There is a very strong visual contrast in the novel: a clandestine brothel in a large stately mansion. What intention is hidden behind it?
— It is a metaphor for the culture of the Southern United States. Southerners have a very marked tendency to put on a facade of courtesy, we always have to have a smile and good manners to make everyone feel comfortable, but this almost never represents what we really think or feel inside. There are many people who mouth Christian values, but then do not practice basic kindness. The mansion represents this model appearance, while behind it there are prostitutes.
Likewise, to get by, the women in the book decide on a business that exploits the female body.
— These women did what was necessary to survive in an era when they had no education, few job opportunities, or the support of a man or family.

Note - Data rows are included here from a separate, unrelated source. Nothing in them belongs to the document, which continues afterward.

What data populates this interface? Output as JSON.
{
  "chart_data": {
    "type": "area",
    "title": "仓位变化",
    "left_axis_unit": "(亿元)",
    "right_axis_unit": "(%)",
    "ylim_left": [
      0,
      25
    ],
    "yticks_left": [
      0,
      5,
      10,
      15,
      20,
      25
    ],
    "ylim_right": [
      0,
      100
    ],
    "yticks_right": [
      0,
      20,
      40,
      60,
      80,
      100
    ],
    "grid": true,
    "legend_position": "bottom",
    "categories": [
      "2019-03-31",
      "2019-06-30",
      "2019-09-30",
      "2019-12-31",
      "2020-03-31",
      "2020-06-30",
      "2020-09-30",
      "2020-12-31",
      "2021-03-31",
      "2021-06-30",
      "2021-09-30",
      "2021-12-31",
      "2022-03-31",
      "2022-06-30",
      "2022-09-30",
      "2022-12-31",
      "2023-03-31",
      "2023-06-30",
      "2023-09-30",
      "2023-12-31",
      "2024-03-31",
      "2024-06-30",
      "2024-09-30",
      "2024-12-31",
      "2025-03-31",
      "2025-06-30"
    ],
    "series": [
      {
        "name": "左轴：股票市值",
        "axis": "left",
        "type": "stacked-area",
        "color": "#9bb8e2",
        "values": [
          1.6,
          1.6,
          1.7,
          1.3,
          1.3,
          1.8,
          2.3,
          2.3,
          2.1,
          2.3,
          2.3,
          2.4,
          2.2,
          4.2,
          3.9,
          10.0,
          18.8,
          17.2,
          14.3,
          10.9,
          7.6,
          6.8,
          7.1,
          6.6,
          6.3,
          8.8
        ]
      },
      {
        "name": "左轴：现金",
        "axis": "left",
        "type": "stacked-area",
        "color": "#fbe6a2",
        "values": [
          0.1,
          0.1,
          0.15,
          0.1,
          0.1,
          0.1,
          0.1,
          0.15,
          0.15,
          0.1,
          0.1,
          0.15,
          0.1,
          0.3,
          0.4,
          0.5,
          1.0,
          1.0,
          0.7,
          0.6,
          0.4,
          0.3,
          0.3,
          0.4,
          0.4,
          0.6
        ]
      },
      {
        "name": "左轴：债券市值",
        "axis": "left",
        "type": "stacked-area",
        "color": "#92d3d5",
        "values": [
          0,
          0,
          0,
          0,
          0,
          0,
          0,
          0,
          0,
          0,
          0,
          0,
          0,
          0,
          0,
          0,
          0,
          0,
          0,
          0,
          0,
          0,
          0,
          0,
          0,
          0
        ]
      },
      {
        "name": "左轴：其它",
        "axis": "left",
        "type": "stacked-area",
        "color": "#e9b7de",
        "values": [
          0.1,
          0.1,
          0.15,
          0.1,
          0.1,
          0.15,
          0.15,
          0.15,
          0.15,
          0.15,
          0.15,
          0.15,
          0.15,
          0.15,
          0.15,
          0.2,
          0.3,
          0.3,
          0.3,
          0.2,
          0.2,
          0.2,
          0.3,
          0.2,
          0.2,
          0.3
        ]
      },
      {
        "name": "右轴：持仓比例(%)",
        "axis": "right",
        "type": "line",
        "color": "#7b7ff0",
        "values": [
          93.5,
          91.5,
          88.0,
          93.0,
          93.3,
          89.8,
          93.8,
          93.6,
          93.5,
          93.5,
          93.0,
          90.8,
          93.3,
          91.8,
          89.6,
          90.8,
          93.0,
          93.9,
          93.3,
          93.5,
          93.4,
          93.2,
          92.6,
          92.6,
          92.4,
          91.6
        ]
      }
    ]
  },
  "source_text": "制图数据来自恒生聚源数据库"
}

In that context of crisis, using their own bodies was the only way out for many of them.
In the novel, the men don't help much. They are quite mediocre.
— Yes, it is done with intention. I have no problem with men, I have a fantastic one waiting for me. I wanted to tell a story where male characters could be dispensed with when acting, to see how women are capable of uniting, organizing, and solving a serious problem on their own.
Although set in the past, the novel resonates as a warning about the danger of losing hard-won rights.
— Exactly. I don't have the ability to write contemporary novels or analyze the present with clarity, but I can travel a hundred years back and show how hard our mothers and grandmothers had to fight to bring us to where we are today. Looking at the past reminds us that history repeats itself and that no right can be taken for granted.
He has published two novels quite critical of Mississippi, the place where he grew up. Has he had problems?
— I hope to have it, otherwise I would not have done my job well.
Returning to the writing process. I don't think he had an easy time with the publisher either.
— It was a very painful process. Because I took so long to write, after ten years of contract, the publishing house suddenly terminated it. I felt like an absolute failure and suffered a lot because I am the financial support of my family. But after a few months of lamenting, I started working with more anger and dedication than ever. A friend anonymously sent the manuscript, without saying who the author was, to editor Judy Clain. She read it, loved it, and for the first time in a long time, I felt less alone. Despite it being a depressing time, the story conveys optimism and I myself was having fun and laughing while I wrote it. I just hope the reader receives this same energy.